Terry Decker t.d.decker at att.net
Wed Sep 2 04:51:48 PDT 2009


> -----Original Message-----
>
>>>> the John Gerard "The Herbal", p. 1514 to 1517, Chap. 136, "Of Adams
> Apple tree or the West Indian Plantaine."
>>>> So it is old world in the late 1500s.
>
>>> Don't you mean, "so it is "New World" in the 1500's?"  BTW, the
> "Plantaine" referred to is a banana.
>>
>> There is no page 1514 to 1517 in the Gerarde Herball of 1597.
>>
>> The index in that edition points to pages 337 to 347 for all sorts of
>> plantains but not the kind of plantain we are speaking of.
>>
>> The quote above seems to refer to the 1636 edition.

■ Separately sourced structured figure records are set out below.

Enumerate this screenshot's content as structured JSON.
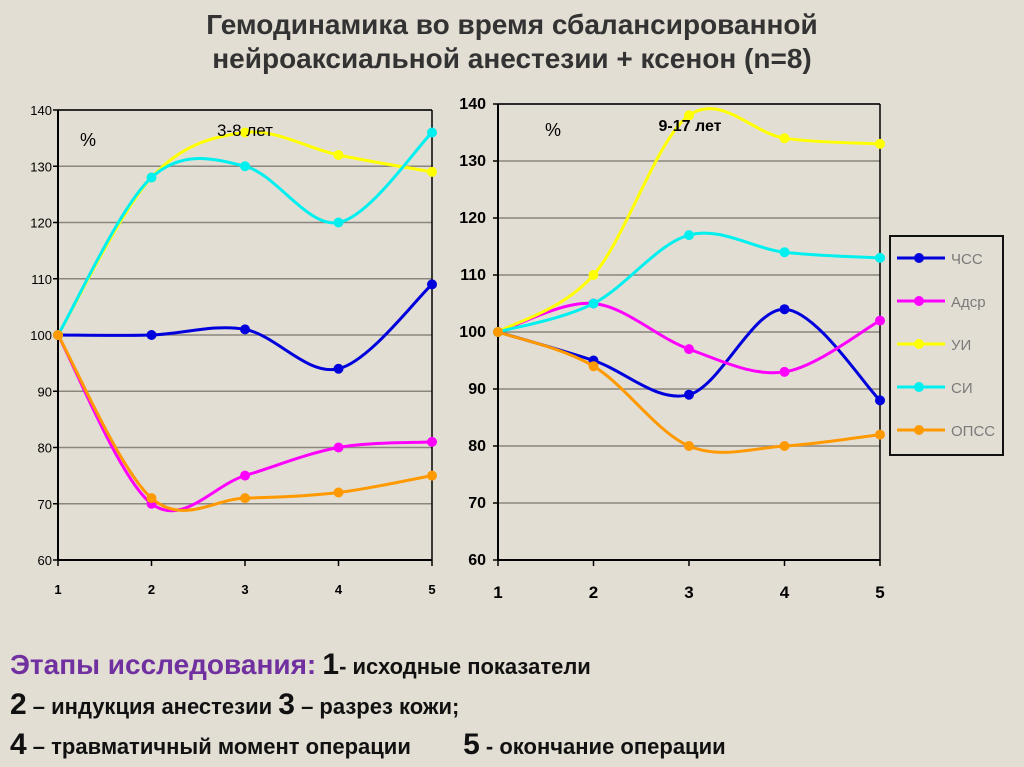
{
  "title_line1": "Гемодинамика во время сбалансированной",
  "title_line2": "нейроаксиальной анестезии + ксенон (n=8)",
  "notes": {
    "heading": "Этапы исследования:",
    "s1_num": "1",
    "s1_text": "- исходные показатели",
    "s2_num": "2",
    "s2_text": " – индукция анестезии",
    "s3_num": "3",
    "s3_text": " – разрез кожи;",
    "s4_num": "4",
    "s4_text": " – травматичный момент операции",
    "s5_num": "5",
    "s5_text": " - окончание операции"
  },
  "chart_data": [
    {
      "type": "line",
      "title": "3-8 лет",
      "ylabel": "%",
      "categories": [
        "1",
        "2",
        "3",
        "4",
        "5"
      ],
      "ylim": [
        60,
        140
      ],
      "yticks": [
        60,
        70,
        80,
        90,
        100,
        110,
        120,
        130,
        140
      ],
      "grid": true,
      "series": [
        {
          "name": "ЧСС",
          "color": "#0000dd",
          "values": [
            100,
            100,
            101,
            94,
            109
          ]
        },
        {
          "name": "Адср",
          "color": "#ff00ff",
          "values": [
            100,
            70,
            75,
            80,
            81
          ]
        },
        {
          "name": "УИ",
          "color": "#ffff00",
          "values": [
            100,
            128,
            136,
            132,
            129
          ]
        },
        {
          "name": "СИ",
          "color": "#00f0f0",
          "values": [
            100,
            128,
            130,
            120,
            136
          ]
        },
        {
          "name": "ОПСС",
          "color": "#ff9900",
          "values": [
            100,
            71,
            71,
            72,
            75
          ]
        }
      ]
    },
    {
      "type": "line",
      "title": "9-17 лет",
      "ylabel": "%",
      "categories": [
        "1",
        "2",
        "3",
        "4",
        "5"
      ],
      "ylim": [
        60,
        140
      ],
      "yticks": [
        60,
        70,
        80,
        90,
        100,
        110,
        120,
        130,
        140
      ],
      "grid": true,
      "legend": "right",
      "series": [
        {
          "name": "ЧСС",
          "color": "#0000dd",
          "values": [
            100,
            95,
            89,
            104,
            88
          ]
        },
        {
          "name": "Адср",
          "color": "#ff00ff",
          "values": [
            100,
            105,
            97,
            93,
            102
          ]
        },
        {
          "name": "УИ",
          "color": "#ffff00",
          "values": [
            100,
            110,
            138,
            134,
            133
          ]
        },
        {
          "name": "СИ",
          "color": "#00f0f0",
          "values": [
            100,
            105,
            117,
            114,
            113
          ]
        },
        {
          "name": "ОПСС",
          "color": "#ff9900",
          "values": [
            100,
            94,
            80,
            80,
            82
          ]
        }
      ]
    }
  ]
}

See:
>>
>> http://www.biodiversitylibrary.org/item/33580  (page 1514 ...)
>>
>>
>>
>> E.
>
> Thank you, Emilo.
>
> I thought that bananas first appeared in Thomas Johnson's revision of
> Gerard's Herball.  Johnson was a botanist and a merchant.  It was he who
> received the banana stalk from Bermuda and later sold the fruit in his 
> store
> window and the entry on the "West Indian Plantaine" is probably all his.
>
> I've got both a 1633 and a 1636 publication date for that edition, so
> perhaps Johnna can help settle that discrepency.
>
> Bear>>>>
>
> I have "The Complete 1633 Edition as Revised and Enlarged by Thomas 
> Johnson"
> which goes up to page 1631 (not including index or the enumeration errors
> {two 29s and two 30s but not the same printing on them}) It is the Dover's
> reprint.
> In Chapter 136, Gerard (or Johnson) speaks of 2 different Musas.
> The pickled form of musa came from Aleppo which is in Syria seems to be 
> the
> one that is refered to as Musa Fructus. But under the "names" section he
> seems to be lumping banana and plantain as one or at least it looks it to 
> me
> as I have come to understand that Pliny was refering to the plantain and 
> not
> the banana. Also the reference to the "Adam's apple tree" which is in
> reference to the belief that it was the forbidden fruit in some areas 
> during
> the middle ages, was refering to the plantain.
> As to the West Indies, oops, got it confused with East Indies.
>
> De

Pliny commented about the fruit being picked and eaten directly from the 
tree  That would make it a banana rather than a plantain, which needs to be 
cooked.

As Johnson received a stalk of bananas from the West Indies in 1633, I very 
much doubt that he confused East and West Indies.